Medically reviewed by Tobias S. Kohler, M.D., M.P.H.

Prostate gland enlargement can cause uncomfortable urinary symptoms for men. And, as they age, their risk increases. Approximately 30% of men experience symptoms by age 60 and 50% of men by the time they are 80.

There are several effective treatments for an enlarged prostate, including using steam to reduce the size of the prostate and alleviate symptoms.

Watch: The Mayo Clinic Minute

Journalists: Broadcast-quality video (1:00) is in the downloads at the end of this post.

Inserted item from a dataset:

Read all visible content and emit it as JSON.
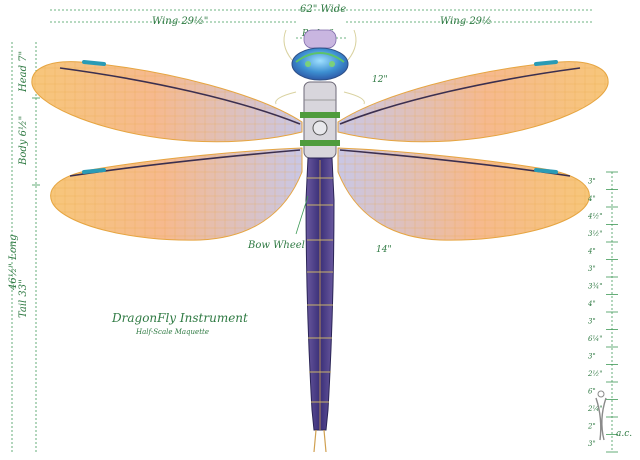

Please courtesy: "Mayo Clinic News Network." Read the script.

It's a common problem for older men — benign prostatic hyperplasia, or BPH.

"BPH is a fancy way of saying the prostate is getting larger, and we don't want it to," says Dr. Tobias Kohler, a Mayo Clinic urologist.

Dr. Kohler says the enlarged prostate forces the urethra to narrow, causing a variety of urination problems. And, as men age, the symptoms occur more frequently. Treatment for BPH has long been medications and procedures, such as lasers or an electric loop, which burn the prostate from the inside out. But now a relatively new convective water therapy treatment uses steam to make the prostate smaller.

"For nine seconds, a steam ball is produced, and that kills all that prostate tissue that we don't want or that has grown out of control," says Dr. Kohler.

He says the procedure, performed right in the doctor's office, has a low risk for complications or sexual side effects.

"It does not carry heat outside the prostate, and it does not carry heat to areas we don't want it," says Dr. Kohler.

He says this next generation of BPH treatment may soon replace the need for costly medications.